Glissez la sangle légèrement au dessus des coudes, la largeur de la boucle est égale à la largeur des épaules. Allongez-vous sur le dos, dirigez-vous vers le mur. Avancez les pieds vers les os sciatiques, à environ 5 cm d’eux. Avec une respiration, levez-vous, placez le haut de la tête sur le sol et appuyez vos avant-bras et vos coudes contre le mur. Enlevez vos épaules du sol. Pour ouvrir complètement la poitrine, dirigez les côtes de l'arrière vers la surface avant du corps, créant ainsi la forme du dôme. Dirigez les fesses vers les genoux et les os des jambes - vers le mur: cela enlève une partie du poids des talons et ouvre les aines avant. Pour sortir de la posture, soulevez votre tête du sol, pointez votre menton vers le sternum et enfoncez-vous dans le dos.

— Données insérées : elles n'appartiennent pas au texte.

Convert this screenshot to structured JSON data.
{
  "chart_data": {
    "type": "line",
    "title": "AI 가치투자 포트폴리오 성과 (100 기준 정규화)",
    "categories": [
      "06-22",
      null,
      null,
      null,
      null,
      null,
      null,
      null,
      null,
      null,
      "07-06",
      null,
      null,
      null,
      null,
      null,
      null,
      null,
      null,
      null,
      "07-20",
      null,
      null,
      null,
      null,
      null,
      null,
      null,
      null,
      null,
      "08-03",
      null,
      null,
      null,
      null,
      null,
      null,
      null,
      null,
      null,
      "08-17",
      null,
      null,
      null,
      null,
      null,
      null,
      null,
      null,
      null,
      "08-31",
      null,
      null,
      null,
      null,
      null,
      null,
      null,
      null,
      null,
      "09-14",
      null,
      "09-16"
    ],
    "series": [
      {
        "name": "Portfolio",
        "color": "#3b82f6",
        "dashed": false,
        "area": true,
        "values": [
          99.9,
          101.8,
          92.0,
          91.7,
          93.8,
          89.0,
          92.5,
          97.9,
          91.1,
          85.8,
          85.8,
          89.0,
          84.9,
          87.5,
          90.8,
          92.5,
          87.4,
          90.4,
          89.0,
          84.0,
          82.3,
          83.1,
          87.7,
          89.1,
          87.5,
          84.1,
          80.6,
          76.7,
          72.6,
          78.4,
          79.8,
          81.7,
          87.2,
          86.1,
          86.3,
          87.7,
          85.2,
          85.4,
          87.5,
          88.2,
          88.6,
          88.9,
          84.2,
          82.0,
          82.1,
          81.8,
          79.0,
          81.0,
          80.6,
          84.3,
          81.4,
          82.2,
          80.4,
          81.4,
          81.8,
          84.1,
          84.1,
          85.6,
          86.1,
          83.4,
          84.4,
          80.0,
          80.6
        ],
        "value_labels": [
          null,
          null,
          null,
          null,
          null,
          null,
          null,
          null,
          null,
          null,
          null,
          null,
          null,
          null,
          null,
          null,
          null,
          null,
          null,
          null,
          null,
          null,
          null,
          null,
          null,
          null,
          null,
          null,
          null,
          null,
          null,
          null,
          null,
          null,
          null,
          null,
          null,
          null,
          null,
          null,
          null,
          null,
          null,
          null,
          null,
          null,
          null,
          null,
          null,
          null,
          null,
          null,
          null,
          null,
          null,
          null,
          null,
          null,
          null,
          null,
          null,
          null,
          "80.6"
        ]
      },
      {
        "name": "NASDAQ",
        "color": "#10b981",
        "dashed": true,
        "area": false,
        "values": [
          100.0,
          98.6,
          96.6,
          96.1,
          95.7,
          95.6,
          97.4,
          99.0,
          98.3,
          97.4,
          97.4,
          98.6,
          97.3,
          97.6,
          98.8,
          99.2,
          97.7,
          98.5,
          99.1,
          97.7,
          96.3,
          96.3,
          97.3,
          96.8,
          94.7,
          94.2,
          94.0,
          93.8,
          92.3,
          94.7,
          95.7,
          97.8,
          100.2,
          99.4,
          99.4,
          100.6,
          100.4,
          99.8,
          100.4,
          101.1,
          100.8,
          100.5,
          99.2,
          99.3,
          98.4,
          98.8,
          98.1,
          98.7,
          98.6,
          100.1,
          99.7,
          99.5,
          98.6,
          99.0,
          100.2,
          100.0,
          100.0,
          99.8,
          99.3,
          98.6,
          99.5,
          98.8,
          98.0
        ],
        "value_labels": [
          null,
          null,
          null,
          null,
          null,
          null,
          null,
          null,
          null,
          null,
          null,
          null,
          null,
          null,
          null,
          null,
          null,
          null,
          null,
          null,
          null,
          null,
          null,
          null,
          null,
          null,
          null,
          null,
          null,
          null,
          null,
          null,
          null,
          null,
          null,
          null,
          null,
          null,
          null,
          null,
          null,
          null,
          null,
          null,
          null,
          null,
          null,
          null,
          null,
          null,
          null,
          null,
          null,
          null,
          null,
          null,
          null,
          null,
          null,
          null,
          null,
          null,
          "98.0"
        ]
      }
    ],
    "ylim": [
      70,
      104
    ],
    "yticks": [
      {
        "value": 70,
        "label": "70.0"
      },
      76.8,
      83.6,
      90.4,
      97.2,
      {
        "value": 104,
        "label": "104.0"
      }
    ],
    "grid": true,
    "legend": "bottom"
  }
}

11. Urdhva Dhanurasana - Pose Luka

Effectuer la pose précédente. En laissant vos coudes sur le mur, retirez le haut de la tête du sol et commencez à déplier vos coudes. Peu importe si vous ne pouvez pas les redresser complètement. Regardez le mur, dépliez les parties supérieures des bras de l'intérieur vers l'extérieur et serrez-les l'un contre l'autre. Enroulez les hanches vers l'intérieur et déplacez les fesses du bas du dos afin que le sacrum ne soit pas pincé. Soulevez légèrement la poitrine, étirez complètement vos bras. Ne poussez pas le sternum contre le mur - cela pourrait entraîner une luxation de l'épaule. Peut-être que les coudes s'éloignent du mur. Pousser avec les paumes et les pieds, les hanches et les côtes antérieures jusqu'au nombril. Gardez vos yeux doux et votre souffle calme. Faites une pause avant de continuer la séquence des asanas.

12. chaise baissée

Avant de commencer cette asana, vous devez expérimenter un peu. La plupart des gens doivent utiliser une ceinture, la jeter sur les parties inférieures des pieds de la chaise et placer un traversin plat sur le siège. Si vous êtes petit, vous voudrez peut-être mettre un traversin sous vos pieds et non sur le siège et déplacer la sangle plus haut. Pendant l'exécution de la pose, un bord de la chaise doit être exactement sous les omoplates pour que la région du cœur s'ouvre. Après avoir préparé le matériel, tenez-vous dos à la chaise, saisissez la chaise des deux côtés, pliez les genoux et «accrochez» le sacrum au bord de la chaise. Placez votre dos sur une chaise et attrapez d'abord la ceinture avec une main, puis doucement avec l'autre. Gardez les pieds parallèles les uns aux autres et enroulez les hanches vers l’intérieur. Saisissez la sangle aussi près que possible des pieds de la chaise, mais gardez les omoplates rétractées. La chaise protège le bas du dos de la compression, tandis que la cellule thoracique s'ouvre parfaitement. Pour sortir de la pose, relâchez la ceinture, appuyez les pieds sur le sol et, en écartant les coudes du fauteuil, relevez-vous avec précaution.